577 577députés 17ᵉ législature

amendement n° None seance Adopté

Amendement n° None — ARTICLE 5

Auteur : Jocelyn Dessigny — Rassemblement National (Aisne · 5ᵉ)
Texte visé : Projet de loi de finances pour 2026
Article : ARTICLE 5
Date de dépôt : 2025-10-21
Date de sort : 2025-11-03
Discussion en séance : RUANR5L17S2026IDS29861 (un scrutin public peut ne pas avoir été tenu sur cet amendement)

Dispositif

Supprimer les alinéas 32 à 38.

 

Exposé sommaire

Cet amendement vise à supprimer les alinéas 32 à 38 de l’article 16, qui prévoient la suppression progressive des tarifs différenciés applicables aux biocarburants, notamment au B100 et au superéthanol E85.

Ces deux carburants incarnent la réussite d’une filière française de décarbonation fondée sur la souveraineté agricole, la stabilité fiscale et l’innovation industrielle.
Le B100, biodiesel issu d’huiles végétales — principalement de colza français — et le E85, composé à plus de 65 % de bioéthanol produit à partir de betterave, maïs ou blé, offrent tous deux une réduction des émissions de CO₂ de 50 à 70 %par rapport à leurs équivalents fossiles. Ensemble, ils représentent plus de 30 000 emplois directs et indirects sur le territoire national et participent activement à la sécurité énergétique du pays.

La suppression de leur fiscalité spécifique reviendrait à aligner leur taxation sur les carburants fossiles, provoquant une hausse comprise entre 15 et 25 centimes par litre, soit un surcoût annuel de plus de 350 millions d’euros pour les transporteurs, les collectivités, les agriculteurs et les automobilistes qui ont investi dans des véhicules compatibles.

Une telle mesure remettrait en cause dix ans de politique industrielle et environnementale cohérente, fondée sur un signal fiscal stable et prévisible. Elle affaiblirait la compétitivité des filières agricoles du colza et de la betterave, ralentirait la transition énergétique du transport routier et minerait la confiance des acteurs économiques dans la parole de l’État.
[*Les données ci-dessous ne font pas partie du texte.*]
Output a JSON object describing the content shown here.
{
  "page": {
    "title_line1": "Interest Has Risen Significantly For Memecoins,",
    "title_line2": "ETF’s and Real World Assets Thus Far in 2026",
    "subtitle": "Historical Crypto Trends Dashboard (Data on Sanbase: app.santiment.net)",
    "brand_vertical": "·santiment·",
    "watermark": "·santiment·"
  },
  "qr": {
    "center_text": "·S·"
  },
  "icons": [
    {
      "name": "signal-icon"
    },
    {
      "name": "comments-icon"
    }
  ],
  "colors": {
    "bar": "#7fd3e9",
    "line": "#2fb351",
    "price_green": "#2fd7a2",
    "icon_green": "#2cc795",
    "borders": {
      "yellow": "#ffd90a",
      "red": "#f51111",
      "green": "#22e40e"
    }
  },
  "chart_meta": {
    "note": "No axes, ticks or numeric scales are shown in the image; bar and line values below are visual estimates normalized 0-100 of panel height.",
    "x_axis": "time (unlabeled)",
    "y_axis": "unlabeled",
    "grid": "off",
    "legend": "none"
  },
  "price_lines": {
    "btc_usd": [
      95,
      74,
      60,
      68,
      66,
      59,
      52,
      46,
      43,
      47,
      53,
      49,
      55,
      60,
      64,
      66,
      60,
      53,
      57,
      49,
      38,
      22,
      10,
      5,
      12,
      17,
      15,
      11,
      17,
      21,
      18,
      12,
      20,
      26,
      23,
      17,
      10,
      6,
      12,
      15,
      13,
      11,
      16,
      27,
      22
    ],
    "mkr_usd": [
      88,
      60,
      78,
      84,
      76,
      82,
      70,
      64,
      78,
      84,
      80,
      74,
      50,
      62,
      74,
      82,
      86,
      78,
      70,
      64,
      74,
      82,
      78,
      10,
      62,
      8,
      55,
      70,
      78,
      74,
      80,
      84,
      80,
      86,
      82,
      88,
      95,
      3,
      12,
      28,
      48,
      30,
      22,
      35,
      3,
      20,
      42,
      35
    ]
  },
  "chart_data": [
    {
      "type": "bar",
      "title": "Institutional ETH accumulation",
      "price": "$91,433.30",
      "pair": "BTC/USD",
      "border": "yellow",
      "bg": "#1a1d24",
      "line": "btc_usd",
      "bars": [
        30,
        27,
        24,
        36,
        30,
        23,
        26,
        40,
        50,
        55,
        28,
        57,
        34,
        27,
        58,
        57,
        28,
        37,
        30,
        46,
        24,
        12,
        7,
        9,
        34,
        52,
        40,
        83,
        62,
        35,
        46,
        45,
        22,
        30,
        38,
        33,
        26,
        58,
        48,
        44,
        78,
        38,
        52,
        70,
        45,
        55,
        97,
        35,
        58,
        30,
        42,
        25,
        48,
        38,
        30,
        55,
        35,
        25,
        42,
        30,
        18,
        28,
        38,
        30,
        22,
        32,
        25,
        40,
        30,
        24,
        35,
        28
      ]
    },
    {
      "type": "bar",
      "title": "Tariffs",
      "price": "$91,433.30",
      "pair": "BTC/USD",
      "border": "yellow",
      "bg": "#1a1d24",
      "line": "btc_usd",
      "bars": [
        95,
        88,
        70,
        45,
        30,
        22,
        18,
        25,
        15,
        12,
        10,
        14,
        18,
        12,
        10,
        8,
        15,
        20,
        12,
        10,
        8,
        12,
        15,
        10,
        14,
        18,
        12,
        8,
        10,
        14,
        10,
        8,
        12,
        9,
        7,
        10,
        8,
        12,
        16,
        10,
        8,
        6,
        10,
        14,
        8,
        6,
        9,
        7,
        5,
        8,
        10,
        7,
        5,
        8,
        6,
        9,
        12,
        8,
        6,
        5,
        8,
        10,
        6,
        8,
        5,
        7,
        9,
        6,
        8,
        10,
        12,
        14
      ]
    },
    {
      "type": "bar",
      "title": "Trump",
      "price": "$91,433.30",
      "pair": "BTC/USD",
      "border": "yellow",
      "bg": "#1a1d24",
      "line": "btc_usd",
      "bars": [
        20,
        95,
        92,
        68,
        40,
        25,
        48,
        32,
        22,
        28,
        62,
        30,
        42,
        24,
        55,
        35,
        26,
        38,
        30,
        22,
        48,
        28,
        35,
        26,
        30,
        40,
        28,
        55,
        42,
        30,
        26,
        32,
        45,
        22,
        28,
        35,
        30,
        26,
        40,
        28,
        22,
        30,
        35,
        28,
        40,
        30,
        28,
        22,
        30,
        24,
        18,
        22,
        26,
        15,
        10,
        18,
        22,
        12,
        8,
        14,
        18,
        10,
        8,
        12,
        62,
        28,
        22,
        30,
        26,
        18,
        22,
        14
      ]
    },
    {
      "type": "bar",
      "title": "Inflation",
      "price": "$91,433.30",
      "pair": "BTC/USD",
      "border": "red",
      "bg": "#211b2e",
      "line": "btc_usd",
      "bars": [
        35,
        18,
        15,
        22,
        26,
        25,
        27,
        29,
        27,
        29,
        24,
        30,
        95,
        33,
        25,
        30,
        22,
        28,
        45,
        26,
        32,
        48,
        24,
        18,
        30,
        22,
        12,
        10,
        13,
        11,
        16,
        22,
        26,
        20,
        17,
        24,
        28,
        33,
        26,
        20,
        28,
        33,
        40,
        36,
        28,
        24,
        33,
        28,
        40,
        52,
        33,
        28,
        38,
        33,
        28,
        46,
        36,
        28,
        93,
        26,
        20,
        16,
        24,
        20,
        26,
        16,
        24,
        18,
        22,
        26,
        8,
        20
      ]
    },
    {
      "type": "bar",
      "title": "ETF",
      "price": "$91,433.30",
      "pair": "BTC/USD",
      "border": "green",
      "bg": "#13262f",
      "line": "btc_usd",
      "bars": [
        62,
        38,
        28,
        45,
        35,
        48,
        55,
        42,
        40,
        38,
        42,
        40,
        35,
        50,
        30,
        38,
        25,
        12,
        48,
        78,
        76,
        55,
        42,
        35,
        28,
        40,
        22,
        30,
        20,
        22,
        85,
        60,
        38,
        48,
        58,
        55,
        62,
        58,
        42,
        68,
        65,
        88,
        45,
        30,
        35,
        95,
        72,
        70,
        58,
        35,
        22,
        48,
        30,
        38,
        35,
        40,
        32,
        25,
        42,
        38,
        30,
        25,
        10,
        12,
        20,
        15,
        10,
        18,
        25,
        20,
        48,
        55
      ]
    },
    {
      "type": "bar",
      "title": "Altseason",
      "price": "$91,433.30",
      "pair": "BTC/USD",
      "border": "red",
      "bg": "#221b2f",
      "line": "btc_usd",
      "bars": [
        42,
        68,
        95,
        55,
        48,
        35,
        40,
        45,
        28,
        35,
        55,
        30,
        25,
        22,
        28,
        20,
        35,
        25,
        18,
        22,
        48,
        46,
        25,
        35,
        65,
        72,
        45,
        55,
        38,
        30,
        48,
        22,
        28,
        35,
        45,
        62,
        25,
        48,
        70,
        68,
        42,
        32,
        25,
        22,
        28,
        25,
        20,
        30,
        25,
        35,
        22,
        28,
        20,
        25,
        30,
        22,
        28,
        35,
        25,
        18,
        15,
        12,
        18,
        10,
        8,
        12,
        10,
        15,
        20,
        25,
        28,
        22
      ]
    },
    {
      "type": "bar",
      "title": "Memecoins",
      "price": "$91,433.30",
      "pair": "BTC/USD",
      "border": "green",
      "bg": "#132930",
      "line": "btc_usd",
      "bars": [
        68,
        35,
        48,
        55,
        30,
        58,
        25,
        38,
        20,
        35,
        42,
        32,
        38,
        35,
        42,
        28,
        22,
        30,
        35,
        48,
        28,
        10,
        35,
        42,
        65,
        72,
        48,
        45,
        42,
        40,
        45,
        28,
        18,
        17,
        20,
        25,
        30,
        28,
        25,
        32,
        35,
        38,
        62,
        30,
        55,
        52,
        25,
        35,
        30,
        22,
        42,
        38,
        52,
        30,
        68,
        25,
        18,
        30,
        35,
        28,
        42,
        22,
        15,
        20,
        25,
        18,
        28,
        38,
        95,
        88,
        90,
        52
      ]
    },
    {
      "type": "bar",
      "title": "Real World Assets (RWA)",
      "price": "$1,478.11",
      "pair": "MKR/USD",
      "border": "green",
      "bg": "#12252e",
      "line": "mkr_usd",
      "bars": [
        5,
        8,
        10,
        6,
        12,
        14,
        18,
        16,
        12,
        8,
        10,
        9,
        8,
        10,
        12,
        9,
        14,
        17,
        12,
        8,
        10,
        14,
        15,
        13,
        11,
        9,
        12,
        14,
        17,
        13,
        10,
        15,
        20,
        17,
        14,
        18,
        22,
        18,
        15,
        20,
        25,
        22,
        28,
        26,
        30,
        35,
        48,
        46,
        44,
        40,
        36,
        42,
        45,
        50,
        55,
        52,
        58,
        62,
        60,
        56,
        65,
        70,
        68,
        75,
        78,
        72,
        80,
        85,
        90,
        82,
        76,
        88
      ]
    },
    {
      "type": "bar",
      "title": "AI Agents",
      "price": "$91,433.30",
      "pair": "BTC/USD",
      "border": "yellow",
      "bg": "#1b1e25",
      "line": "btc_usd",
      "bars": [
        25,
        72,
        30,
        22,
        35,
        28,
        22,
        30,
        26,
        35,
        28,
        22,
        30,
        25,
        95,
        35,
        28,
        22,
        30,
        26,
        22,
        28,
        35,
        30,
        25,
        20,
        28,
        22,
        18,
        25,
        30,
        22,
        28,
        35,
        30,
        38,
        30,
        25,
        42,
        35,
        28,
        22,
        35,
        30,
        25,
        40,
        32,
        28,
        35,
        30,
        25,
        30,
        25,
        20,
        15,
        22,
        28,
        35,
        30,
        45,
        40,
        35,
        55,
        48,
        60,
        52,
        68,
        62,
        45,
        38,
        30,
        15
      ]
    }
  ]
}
Le gain budgétaire attendu — inférieur à 0,05 % des recettes du CIBS — serait purement symbolique au regard des conséquences économiques, sociales et écologiques.
Elle contredirait par ailleurs les engagements européens pris au titre de la directive RED II (2018/2001) et de la Stratégie nationale bas-carbone, qui encouragent l’usage de biocarburants avancés.

Enfin, la modification des articles L.312-79 et L.312-81 du code des impositions sur les biens et services créerait une incohérence juridique dans la hiérarchie des régimes fiscaux applicables aux carburants renouvelables, fragilisant l’ensemble du cadre législatif.

Cet amendement vise donc à préserver la cohérence de la fiscalité énergétique, la stabilité du cadre d’investissementet la souveraineté industrielle et agricole française, en maintenant les tarifs différenciés applicables au B100 et à l’E85, garants d’une transition écologique efficace, compétitive et crédible.